The retraction of the nonlinear and dispersive effect of the medium causes soliton. Although, soliton wave maintains its shape while it propagates at a constant velocity. They are limited waves mimics as particles that travel across space. Additionally, with water waves, solitons can occur as light waves. Kerry Vahala, applied scientist from California Institute of Technology with his team, discovered a new type of optical soliton wave.

This new optical soliton wave moves in the wake of other soliton waves by joining a ride on and feeding off of the energy of the other wave. Vahala and team first analyse light solitons. They rotate it into optical microcavities.

This new optical soliton wave has various applications including in the creation of highly accurate optical clocks and in microwave oscillators.

But according to previous studies, a soliton has never been observed behaving in a dependent almost parasitic way.

Vahala said, “This new soliton rides along with another soliton—essentially, in the other soliton’s wake. It also syphons energy off of the other soliton so that it is self-sustaining. It can eventually grow larger than its host.”

Scientists compared this new soliton with pilot fish.
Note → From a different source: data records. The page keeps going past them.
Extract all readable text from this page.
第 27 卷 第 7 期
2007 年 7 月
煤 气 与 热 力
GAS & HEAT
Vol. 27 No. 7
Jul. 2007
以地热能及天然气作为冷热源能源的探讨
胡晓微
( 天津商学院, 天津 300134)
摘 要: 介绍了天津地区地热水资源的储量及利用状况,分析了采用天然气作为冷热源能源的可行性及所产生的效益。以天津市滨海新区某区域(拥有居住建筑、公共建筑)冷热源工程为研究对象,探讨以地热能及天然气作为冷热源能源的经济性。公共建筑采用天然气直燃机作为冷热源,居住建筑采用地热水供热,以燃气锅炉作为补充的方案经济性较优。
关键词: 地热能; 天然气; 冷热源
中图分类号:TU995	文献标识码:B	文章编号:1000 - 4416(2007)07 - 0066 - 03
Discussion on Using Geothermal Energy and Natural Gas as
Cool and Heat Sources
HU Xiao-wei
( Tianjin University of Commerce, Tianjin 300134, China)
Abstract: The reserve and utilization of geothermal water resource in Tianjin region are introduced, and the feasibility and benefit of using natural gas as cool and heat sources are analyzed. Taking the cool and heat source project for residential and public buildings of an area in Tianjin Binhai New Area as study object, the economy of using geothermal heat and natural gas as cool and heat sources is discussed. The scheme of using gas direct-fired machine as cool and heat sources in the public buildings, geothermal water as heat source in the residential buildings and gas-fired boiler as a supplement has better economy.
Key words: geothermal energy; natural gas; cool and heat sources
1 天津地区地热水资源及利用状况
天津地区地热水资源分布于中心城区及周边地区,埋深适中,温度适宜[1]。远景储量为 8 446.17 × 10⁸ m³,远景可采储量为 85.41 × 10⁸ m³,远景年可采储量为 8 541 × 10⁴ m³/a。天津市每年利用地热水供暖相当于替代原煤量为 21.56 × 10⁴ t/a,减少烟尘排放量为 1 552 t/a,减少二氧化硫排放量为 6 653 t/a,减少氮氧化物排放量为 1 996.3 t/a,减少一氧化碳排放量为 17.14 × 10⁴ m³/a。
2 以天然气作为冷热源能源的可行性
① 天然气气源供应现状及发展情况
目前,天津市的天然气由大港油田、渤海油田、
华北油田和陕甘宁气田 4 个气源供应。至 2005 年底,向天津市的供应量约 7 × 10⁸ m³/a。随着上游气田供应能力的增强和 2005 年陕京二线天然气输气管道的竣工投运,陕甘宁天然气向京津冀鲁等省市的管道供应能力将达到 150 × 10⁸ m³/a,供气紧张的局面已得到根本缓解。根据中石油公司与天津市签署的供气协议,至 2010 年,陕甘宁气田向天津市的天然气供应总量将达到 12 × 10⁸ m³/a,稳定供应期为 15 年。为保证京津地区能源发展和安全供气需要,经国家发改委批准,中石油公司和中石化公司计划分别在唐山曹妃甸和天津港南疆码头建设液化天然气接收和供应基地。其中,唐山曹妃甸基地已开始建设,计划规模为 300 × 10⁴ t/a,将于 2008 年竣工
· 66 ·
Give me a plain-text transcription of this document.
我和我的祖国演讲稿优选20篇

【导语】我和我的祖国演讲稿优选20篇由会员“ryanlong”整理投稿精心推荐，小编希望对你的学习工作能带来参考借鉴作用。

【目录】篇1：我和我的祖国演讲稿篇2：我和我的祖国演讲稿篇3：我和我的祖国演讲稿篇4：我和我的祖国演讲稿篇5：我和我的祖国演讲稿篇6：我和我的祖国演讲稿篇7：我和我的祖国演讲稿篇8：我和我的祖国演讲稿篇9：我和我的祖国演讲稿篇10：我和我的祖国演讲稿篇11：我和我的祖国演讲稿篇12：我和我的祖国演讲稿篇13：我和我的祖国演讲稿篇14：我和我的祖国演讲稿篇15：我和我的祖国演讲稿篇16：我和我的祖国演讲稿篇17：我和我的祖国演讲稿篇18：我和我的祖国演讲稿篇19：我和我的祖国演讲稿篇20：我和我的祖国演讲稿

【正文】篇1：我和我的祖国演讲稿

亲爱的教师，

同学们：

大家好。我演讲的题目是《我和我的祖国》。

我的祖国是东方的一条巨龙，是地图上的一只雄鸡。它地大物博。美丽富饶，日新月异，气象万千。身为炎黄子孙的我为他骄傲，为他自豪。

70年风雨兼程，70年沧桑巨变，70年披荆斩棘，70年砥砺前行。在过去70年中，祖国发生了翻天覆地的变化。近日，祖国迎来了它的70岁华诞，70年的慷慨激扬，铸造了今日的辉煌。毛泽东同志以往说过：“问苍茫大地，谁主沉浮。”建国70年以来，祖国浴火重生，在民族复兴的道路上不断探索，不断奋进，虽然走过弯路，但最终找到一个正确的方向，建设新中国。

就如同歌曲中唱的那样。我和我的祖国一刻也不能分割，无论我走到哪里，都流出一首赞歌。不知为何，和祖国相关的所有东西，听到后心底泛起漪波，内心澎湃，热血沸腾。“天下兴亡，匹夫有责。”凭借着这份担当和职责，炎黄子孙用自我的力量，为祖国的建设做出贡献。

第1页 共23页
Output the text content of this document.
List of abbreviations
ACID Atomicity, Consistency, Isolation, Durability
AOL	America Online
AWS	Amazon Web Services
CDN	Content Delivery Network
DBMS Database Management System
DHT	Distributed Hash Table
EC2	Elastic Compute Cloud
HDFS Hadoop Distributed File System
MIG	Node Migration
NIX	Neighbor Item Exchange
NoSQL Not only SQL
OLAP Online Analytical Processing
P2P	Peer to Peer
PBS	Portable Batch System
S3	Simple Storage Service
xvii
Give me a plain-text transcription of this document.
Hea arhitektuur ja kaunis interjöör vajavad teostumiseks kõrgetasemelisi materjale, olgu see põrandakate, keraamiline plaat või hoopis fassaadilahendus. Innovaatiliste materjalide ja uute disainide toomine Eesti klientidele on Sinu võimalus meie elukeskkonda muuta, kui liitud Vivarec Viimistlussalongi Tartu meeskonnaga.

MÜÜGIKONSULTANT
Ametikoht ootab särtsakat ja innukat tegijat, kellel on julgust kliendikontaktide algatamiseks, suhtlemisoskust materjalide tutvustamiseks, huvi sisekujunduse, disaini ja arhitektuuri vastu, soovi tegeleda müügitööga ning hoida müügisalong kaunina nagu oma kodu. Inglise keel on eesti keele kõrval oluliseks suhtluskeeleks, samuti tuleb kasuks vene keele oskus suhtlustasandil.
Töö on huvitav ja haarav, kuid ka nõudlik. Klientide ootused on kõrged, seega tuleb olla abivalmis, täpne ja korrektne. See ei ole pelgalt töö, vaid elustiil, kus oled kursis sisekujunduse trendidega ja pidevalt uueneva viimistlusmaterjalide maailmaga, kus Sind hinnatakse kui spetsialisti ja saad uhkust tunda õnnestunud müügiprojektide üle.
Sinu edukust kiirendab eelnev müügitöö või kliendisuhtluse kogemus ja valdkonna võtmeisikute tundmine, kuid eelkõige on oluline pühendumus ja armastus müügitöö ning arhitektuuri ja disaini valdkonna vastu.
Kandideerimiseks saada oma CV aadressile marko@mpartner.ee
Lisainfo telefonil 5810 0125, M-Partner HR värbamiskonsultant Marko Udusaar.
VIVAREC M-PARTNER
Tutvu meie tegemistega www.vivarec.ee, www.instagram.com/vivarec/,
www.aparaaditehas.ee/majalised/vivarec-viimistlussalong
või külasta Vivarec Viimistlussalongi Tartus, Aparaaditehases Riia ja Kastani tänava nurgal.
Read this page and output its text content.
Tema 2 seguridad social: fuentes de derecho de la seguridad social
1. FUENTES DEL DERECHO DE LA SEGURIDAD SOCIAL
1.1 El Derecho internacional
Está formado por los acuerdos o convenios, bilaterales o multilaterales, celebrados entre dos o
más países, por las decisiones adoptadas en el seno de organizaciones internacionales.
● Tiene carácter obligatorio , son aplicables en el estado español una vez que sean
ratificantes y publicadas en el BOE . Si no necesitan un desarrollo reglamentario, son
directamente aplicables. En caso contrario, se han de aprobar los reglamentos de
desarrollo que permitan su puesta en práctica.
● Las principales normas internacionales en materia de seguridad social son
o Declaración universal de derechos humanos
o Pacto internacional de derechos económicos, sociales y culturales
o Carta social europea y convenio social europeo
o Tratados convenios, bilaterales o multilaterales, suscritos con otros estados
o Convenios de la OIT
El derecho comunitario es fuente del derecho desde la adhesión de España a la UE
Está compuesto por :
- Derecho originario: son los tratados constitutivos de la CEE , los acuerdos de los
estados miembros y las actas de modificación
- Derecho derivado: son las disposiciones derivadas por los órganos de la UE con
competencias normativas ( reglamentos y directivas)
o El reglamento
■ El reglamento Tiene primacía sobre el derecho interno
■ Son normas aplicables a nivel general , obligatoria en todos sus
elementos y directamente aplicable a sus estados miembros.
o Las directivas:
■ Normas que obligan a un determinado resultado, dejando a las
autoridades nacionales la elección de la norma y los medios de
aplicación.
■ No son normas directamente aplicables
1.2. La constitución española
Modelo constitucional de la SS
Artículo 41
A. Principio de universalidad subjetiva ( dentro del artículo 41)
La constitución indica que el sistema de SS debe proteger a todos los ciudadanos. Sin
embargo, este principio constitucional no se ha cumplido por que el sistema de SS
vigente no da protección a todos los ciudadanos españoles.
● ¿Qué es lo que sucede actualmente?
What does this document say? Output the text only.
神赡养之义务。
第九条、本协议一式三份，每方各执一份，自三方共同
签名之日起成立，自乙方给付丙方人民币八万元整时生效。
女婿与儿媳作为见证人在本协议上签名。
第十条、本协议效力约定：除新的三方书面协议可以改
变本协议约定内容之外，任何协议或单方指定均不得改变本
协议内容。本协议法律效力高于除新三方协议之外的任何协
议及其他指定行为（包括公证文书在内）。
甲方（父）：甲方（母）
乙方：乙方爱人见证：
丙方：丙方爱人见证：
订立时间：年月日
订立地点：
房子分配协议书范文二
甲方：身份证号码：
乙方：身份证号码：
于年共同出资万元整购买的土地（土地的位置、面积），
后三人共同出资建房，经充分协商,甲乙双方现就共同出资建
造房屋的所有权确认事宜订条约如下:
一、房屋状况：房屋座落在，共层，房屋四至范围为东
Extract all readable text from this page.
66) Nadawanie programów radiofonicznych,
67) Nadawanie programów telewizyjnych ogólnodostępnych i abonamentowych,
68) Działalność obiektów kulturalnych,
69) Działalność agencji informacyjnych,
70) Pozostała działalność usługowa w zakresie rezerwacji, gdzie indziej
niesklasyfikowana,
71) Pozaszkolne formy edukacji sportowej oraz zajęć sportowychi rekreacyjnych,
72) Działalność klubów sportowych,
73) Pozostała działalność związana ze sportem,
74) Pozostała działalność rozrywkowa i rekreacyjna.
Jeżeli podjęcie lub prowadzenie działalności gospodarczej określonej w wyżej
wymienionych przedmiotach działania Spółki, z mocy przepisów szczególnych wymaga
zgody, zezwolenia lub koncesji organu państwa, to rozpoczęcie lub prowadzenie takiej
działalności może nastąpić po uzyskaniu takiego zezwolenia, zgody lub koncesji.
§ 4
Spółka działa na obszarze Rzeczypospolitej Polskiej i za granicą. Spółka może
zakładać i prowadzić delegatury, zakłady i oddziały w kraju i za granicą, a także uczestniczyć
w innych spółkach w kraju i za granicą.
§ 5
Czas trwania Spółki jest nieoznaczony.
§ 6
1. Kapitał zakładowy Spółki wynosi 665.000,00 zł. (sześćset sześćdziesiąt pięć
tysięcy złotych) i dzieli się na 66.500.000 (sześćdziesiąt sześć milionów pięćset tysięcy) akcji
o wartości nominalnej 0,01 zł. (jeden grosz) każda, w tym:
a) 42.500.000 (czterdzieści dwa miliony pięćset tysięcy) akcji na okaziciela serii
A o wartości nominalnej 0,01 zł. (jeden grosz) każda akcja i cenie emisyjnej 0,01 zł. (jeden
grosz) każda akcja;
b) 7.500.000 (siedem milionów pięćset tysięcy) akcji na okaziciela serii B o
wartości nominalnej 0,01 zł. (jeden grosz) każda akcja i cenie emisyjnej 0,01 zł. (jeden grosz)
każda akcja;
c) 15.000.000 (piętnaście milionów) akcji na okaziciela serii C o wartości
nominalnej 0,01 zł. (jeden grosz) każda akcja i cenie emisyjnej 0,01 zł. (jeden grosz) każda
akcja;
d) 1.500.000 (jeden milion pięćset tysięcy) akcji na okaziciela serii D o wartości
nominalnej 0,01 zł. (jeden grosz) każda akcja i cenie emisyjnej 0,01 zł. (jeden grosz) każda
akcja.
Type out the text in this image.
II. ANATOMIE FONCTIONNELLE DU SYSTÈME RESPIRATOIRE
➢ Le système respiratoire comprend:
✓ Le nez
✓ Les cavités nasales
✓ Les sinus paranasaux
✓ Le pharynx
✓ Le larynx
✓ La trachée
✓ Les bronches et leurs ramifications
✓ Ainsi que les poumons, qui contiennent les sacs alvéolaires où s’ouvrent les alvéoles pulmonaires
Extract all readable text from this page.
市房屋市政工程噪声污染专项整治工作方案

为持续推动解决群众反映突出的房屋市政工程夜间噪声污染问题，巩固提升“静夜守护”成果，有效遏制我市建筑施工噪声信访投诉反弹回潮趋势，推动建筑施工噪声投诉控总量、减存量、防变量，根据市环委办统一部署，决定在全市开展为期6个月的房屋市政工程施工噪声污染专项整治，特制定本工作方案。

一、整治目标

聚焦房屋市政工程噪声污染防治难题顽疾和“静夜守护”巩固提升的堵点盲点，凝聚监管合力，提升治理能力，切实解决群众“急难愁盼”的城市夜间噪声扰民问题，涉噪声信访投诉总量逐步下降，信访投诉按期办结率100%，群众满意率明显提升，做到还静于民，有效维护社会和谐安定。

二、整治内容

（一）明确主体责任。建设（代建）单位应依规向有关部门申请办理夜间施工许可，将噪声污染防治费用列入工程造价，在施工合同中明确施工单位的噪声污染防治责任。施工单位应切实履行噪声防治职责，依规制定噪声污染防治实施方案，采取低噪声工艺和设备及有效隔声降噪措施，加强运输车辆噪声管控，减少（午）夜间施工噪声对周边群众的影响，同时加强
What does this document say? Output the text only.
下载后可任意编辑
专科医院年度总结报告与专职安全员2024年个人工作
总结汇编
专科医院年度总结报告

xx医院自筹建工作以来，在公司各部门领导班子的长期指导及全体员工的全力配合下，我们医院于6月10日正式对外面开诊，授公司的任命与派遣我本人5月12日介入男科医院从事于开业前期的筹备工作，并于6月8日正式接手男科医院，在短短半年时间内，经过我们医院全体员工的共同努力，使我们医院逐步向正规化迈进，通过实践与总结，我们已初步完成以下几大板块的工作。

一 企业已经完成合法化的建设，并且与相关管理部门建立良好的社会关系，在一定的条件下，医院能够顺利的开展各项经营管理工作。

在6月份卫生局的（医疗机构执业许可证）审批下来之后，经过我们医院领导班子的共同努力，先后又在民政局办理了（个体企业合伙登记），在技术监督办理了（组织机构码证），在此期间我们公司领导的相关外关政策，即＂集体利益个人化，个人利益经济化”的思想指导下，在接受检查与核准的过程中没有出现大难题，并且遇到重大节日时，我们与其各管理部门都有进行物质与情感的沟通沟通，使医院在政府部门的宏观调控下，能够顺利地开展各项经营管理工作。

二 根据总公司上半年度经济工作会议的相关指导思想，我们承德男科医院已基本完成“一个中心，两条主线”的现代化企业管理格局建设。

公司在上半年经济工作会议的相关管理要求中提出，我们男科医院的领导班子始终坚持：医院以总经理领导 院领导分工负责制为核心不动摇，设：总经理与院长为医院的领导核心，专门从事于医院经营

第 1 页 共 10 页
The pilot fish is carnivorous tropical fish that swim next to a shark so they can pick up scraps from the shark’s meals. The pilot fish decreases water drag on their body so that they can travel with less effort. Scientists named this soliton as Stokes soliton. The soliton’s ability to relatively match the position and shape of the original soliton.

Scientists use laser input to provide energy to solitons. This energy is not directly absorbed by the Stokes soliton, the pilot fish. Instead, the energy is consumed by the “shark” soliton. But then, scientists found that the energy is pulled away by the pilot fish soliton, which grows while the other soliton shrinks.

Qi-Fan Yang, Caltech’s graduate student, said, “We confirmed that the signal was not an artifact of the instrumentation by observing the signal on two spectrometers. We then knew it was real and had to figure out why a new soliton would spontaneously appear like this.”

Xu Yi, the graduate student, said, “Once we understood the environment required to sustain the new soliton, it became possible to design the microcavities to guarantee their formation and even their properties like wavelength—effectively, color.”